Court puts hold on magistrate’s order for Horse Power Pavilion


A May 11 ruling in Walton County Circuit Court has put a 90-day hold on a Walton County Code Compliance magistrate’s order for the stage and bar at Horse Power Pavilion to be removed or a county permit obtained for the structures. Constructed from metal shipping containers and in place within a pole barn, the structures are used for performances and food and beverage service on the property. It is located on 30+ acres on SR-20 west of Freeport and features a coffee shop, bistro, and accommodations together with event hosting.

There has been conflict between the county and the venue for a number of years since landowners Kate and Fred Holland began operations in 2019, including a federal lawsuit filed in 2022 by Hollands.

The recent court ruling provides for operations to continue in the current manner during the 90-day period.     

Walton County Circuit Court Judge David Green issued the May 11 ruling, after the property owners and their company, Florida Teepee, L.L.C., challenged the magistrate’s February 2023 order in circuit court.

On Feb. 15, Walton County Code Compliance Magistrate Hayward Dykes had found the property in violation of its development order, and his earlier order issued in December 2021, due to the property owners having failed to remove or obtain a permit for the stage and bar construction. Walton County Code Compliance officers had testified that the stage and bar had not been part of the plans approved for the development order for the property and that their construction had not been authorized.

Dykes had set an April 3 deadline for proper permitting or removal of the stage and bar structures, According to the magistrate’s order, failure to comply with the order by that date was to result in a $50,000 fine and additional fines of $500 per day for each day of noncompliance.

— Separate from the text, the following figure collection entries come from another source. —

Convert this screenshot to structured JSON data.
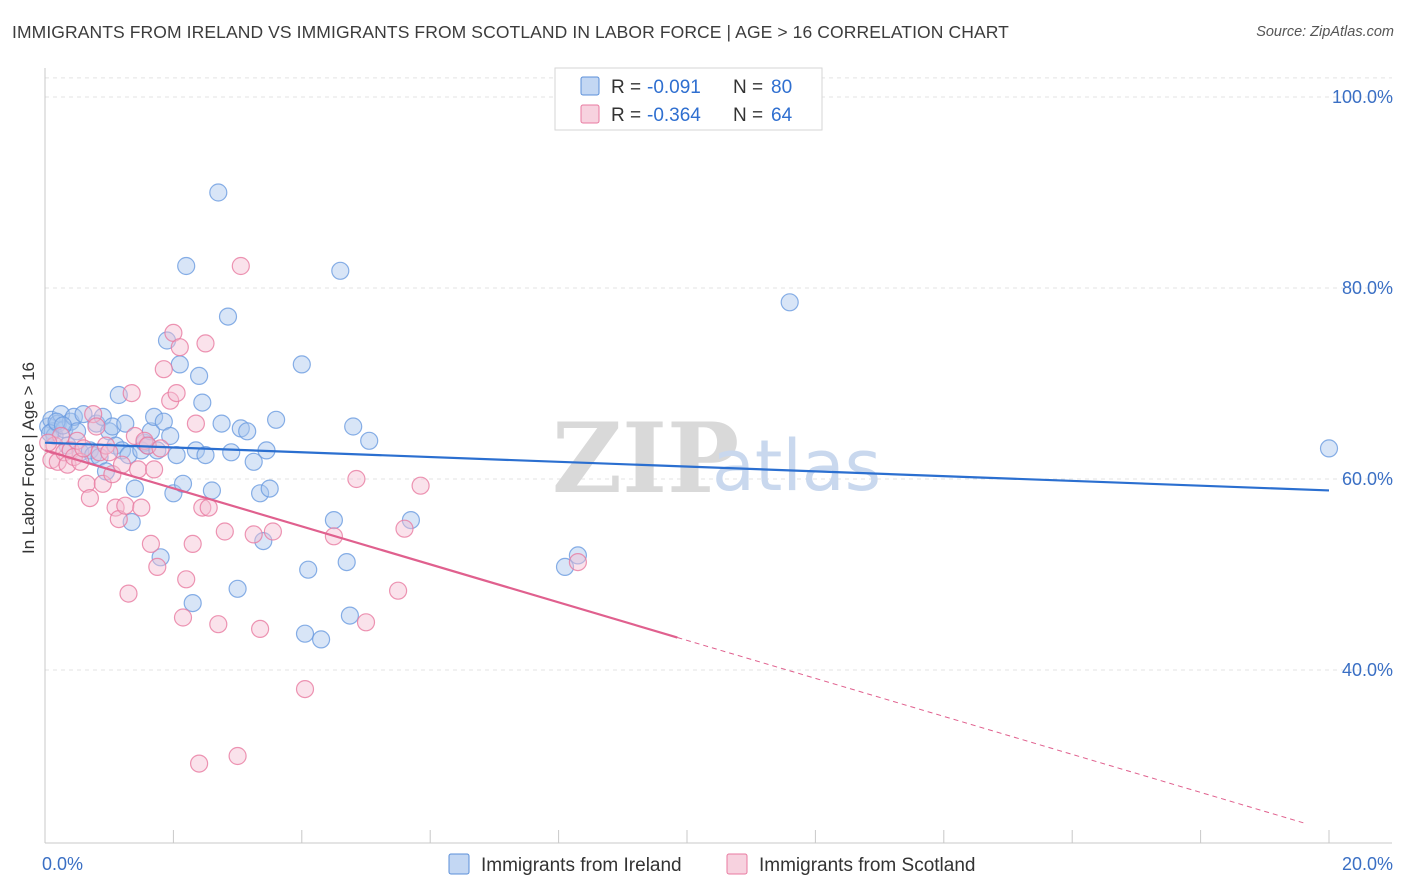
{
  "title": "IMMIGRANTS FROM IRELAND VS IMMIGRANTS FROM SCOTLAND IN LABOR FORCE | AGE > 16 CORRELATION CHART",
  "source": "Source: ZipAtlas.com",
  "watermark": {
    "zip": "ZIP",
    "atlas": "atlas"
  },
  "chart_data": {
    "type": "scatter",
    "xlabel": "",
    "ylabel": "In Labor Force | Age > 16",
    "xlim": [
      0,
      20
    ],
    "ylim": [
      22,
      104
    ],
    "x_tick_labels": [
      {
        "value": 0,
        "label": "0.0%"
      },
      {
        "value": 20,
        "label": "20.0%"
      }
    ],
    "y_tick_labels": [
      {
        "value": 100,
        "label": "100.0%"
      },
      {
        "value": 80,
        "label": "80.0%"
      },
      {
        "value": 60,
        "label": "60.0%"
      },
      {
        "value": 40,
        "label": "40.0%"
      }
    ],
    "legend": {
      "placement": "top-center",
      "rows": [
        {
          "r_label": "R =",
          "r_value": "-0.091",
          "n_label": "N =",
          "n_value": "80",
          "color": "#5b8fd9"
        },
        {
          "r_label": "R =",
          "r_value": "-0.364",
          "n_label": "N =",
          "n_value": "64",
          "color": "#e87aa0"
        }
      ]
    },
    "series": [
      {
        "name": "Immigrants from Ireland",
        "color": "#6a9be0",
        "fill": "#a9c6ee",
        "trend": {
          "x0": 0,
          "y0": 63.8,
          "x1": 20,
          "y1": 58.8,
          "solid_until": 20
        },
        "points": [
          [
            0.05,
            65.5
          ],
          [
            0.1,
            66.2
          ],
          [
            0.12,
            65.0
          ],
          [
            0.15,
            64.5
          ],
          [
            0.2,
            65.8
          ],
          [
            0.25,
            66.8
          ],
          [
            0.3,
            65.2
          ],
          [
            0.35,
            63.5
          ],
          [
            0.4,
            66.0
          ],
          [
            0.45,
            66.5
          ],
          [
            0.5,
            65.0
          ],
          [
            0.55,
            62.8
          ],
          [
            0.6,
            66.8
          ],
          [
            0.7,
            63.0
          ],
          [
            0.75,
            62.5
          ],
          [
            0.8,
            65.8
          ],
          [
            0.85,
            62.3
          ],
          [
            0.9,
            66.5
          ],
          [
            0.95,
            60.8
          ],
          [
            1.0,
            65.0
          ],
          [
            1.05,
            65.5
          ],
          [
            1.1,
            63.5
          ],
          [
            1.15,
            68.8
          ],
          [
            1.2,
            63.0
          ],
          [
            1.25,
            65.8
          ],
          [
            1.3,
            62.5
          ],
          [
            1.35,
            55.5
          ],
          [
            1.4,
            59.0
          ],
          [
            1.5,
            63.0
          ],
          [
            1.55,
            63.8
          ],
          [
            1.6,
            63.5
          ],
          [
            1.65,
            65.0
          ],
          [
            1.7,
            66.5
          ],
          [
            1.75,
            63.0
          ],
          [
            1.8,
            51.8
          ],
          [
            1.85,
            66.0
          ],
          [
            1.9,
            74.5
          ],
          [
            1.95,
            64.5
          ],
          [
            2.0,
            58.5
          ],
          [
            2.05,
            62.5
          ],
          [
            2.1,
            72.0
          ],
          [
            2.15,
            59.5
          ],
          [
            2.2,
            82.3
          ],
          [
            2.3,
            47.0
          ],
          [
            2.35,
            63.0
          ],
          [
            2.4,
            70.8
          ],
          [
            2.45,
            68.0
          ],
          [
            2.5,
            62.5
          ],
          [
            2.6,
            58.8
          ],
          [
            2.7,
            90.0
          ],
          [
            2.75,
            65.8
          ],
          [
            2.85,
            77.0
          ],
          [
            2.9,
            62.8
          ],
          [
            3.0,
            48.5
          ],
          [
            3.05,
            65.3
          ],
          [
            3.15,
            65.0
          ],
          [
            3.25,
            61.8
          ],
          [
            3.35,
            58.5
          ],
          [
            3.4,
            53.5
          ],
          [
            3.45,
            63.0
          ],
          [
            3.5,
            59.0
          ],
          [
            3.6,
            66.2
          ],
          [
            4.0,
            72.0
          ],
          [
            4.05,
            43.8
          ],
          [
            4.1,
            50.5
          ],
          [
            4.3,
            43.2
          ],
          [
            4.5,
            55.7
          ],
          [
            4.6,
            81.8
          ],
          [
            4.7,
            51.3
          ],
          [
            4.75,
            45.7
          ],
          [
            4.8,
            65.5
          ],
          [
            5.05,
            64.0
          ],
          [
            5.7,
            55.7
          ],
          [
            8.1,
            50.8
          ],
          [
            8.3,
            52.0
          ],
          [
            11.6,
            78.5
          ],
          [
            20.0,
            63.2
          ],
          [
            0.08,
            64.8
          ],
          [
            0.18,
            66.0
          ],
          [
            0.28,
            65.6
          ]
        ]
      },
      {
        "name": "Immigrants from Scotland",
        "color": "#e87aa0",
        "fill": "#f4bfd2",
        "trend": {
          "x0": 0,
          "y0": 63.0,
          "x1": 19.6,
          "y1": 24.0,
          "solid_until": 9.85
        },
        "points": [
          [
            0.1,
            62.0
          ],
          [
            0.15,
            63.5
          ],
          [
            0.2,
            61.8
          ],
          [
            0.25,
            64.5
          ],
          [
            0.3,
            62.8
          ],
          [
            0.35,
            61.5
          ],
          [
            0.4,
            63.0
          ],
          [
            0.45,
            62.3
          ],
          [
            0.5,
            64.0
          ],
          [
            0.55,
            61.8
          ],
          [
            0.6,
            63.2
          ],
          [
            0.65,
            59.5
          ],
          [
            0.7,
            58.0
          ],
          [
            0.75,
            66.8
          ],
          [
            0.8,
            65.5
          ],
          [
            0.85,
            62.8
          ],
          [
            0.9,
            59.5
          ],
          [
            0.95,
            63.5
          ],
          [
            1.0,
            62.8
          ],
          [
            1.05,
            60.5
          ],
          [
            1.1,
            57.0
          ],
          [
            1.15,
            55.8
          ],
          [
            1.2,
            61.5
          ],
          [
            1.25,
            57.2
          ],
          [
            1.3,
            48.0
          ],
          [
            1.35,
            69.0
          ],
          [
            1.4,
            64.5
          ],
          [
            1.45,
            61.0
          ],
          [
            1.5,
            57.0
          ],
          [
            1.55,
            64.0
          ],
          [
            1.6,
            63.5
          ],
          [
            1.65,
            53.2
          ],
          [
            1.7,
            61.0
          ],
          [
            1.75,
            50.8
          ],
          [
            1.8,
            63.2
          ],
          [
            1.85,
            71.5
          ],
          [
            1.95,
            68.2
          ],
          [
            2.0,
            75.3
          ],
          [
            2.05,
            69.0
          ],
          [
            2.1,
            73.8
          ],
          [
            2.15,
            45.5
          ],
          [
            2.2,
            49.5
          ],
          [
            2.3,
            53.2
          ],
          [
            2.35,
            65.8
          ],
          [
            2.4,
            30.2
          ],
          [
            2.45,
            57.0
          ],
          [
            2.5,
            74.2
          ],
          [
            2.55,
            57.0
          ],
          [
            2.7,
            44.8
          ],
          [
            2.8,
            54.5
          ],
          [
            3.0,
            31.0
          ],
          [
            3.05,
            82.3
          ],
          [
            3.25,
            54.2
          ],
          [
            3.35,
            44.3
          ],
          [
            3.55,
            54.5
          ],
          [
            4.05,
            38.0
          ],
          [
            4.5,
            54.0
          ],
          [
            4.85,
            60.0
          ],
          [
            5.0,
            45.0
          ],
          [
            5.5,
            48.3
          ],
          [
            5.6,
            54.8
          ],
          [
            5.85,
            59.3
          ],
          [
            8.3,
            51.3
          ],
          [
            0.05,
            63.8
          ]
        ]
      }
    ]
  },
  "bottom_legend": [
    {
      "label": "Immigrants from Ireland",
      "color": "#5b8fd9",
      "fill": "#a9c6ee"
    },
    {
      "label": "Immigrants from Scotland",
      "color": "#e87aa0",
      "fill": "#f4bfd2"
    }
  ]
}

Judge Green noted that the plaintiffs (the Hollands and their company, Florida Teepee, L.L.C.) had asked the magistrate for a stay of his order pending their appeal of the decision “which the magistrate denied without providing any findings for the denial.”

Judge Green also observed that the plaintiffs had alleged that Walton County had approved a field change in June 2021 that had included steel containers being placed in the pole barn—and that the property owners had stated that the approved change had required the containers being “permanently affixed and attached through the cement foundation of the pole-barn.”

Judge Green noted that removing the permanently-fixed containers would cause “irreparable harm,” would be “unduly expensive,” and would likely damage the cement foundation of the pole barn.

He indicated, as well, that the plaintiffs had gone to the Walton County Building Department the week following the magistrate’s Feb. 15 order to request permitting of the steel containers and had been told that the containers did not require a building permit.

Judge Green referenced a March 1 notice of violation from Walton County Code Compliance charging the property owners with violation of the magistrate’s order and of the Walton County Outdoor Events Ordinance and directing that they immediately correct the violation and cease all event, rallies, and gathering not allowed in the development order/in violation of the ordinance. He noted that the property owners had alleged that the corrective action directed “impermissibly infringes” on their First Amendment right to freedom of assembly.

Judge Green’s ruling called for a stay/hold on the magistrate’s order and for a 90-day period of maintaining the “status quo” on the property, during which time the property owners were to be allowed to “continue to operate and use their real property.” It also put a stay on any additional citations, fines, or magistrate hearings by the county during the 90-day period.

“At the conclusion of the ninety (90) day stay, the parties shall schedule a Case Management Conference with this Court to determine if the stay should be lifted or remain in place,” Judge Green concluded.

Contacted on May 19, Kate Holland described the decision as a “90-day cease fire.” She envisioned the county then presenting a proposal for a resolution of the matter and the parties working together to achieve that end.

While welcoming that possibility, Holland complained, “It shouldn’t have taken 4 1/2 years.”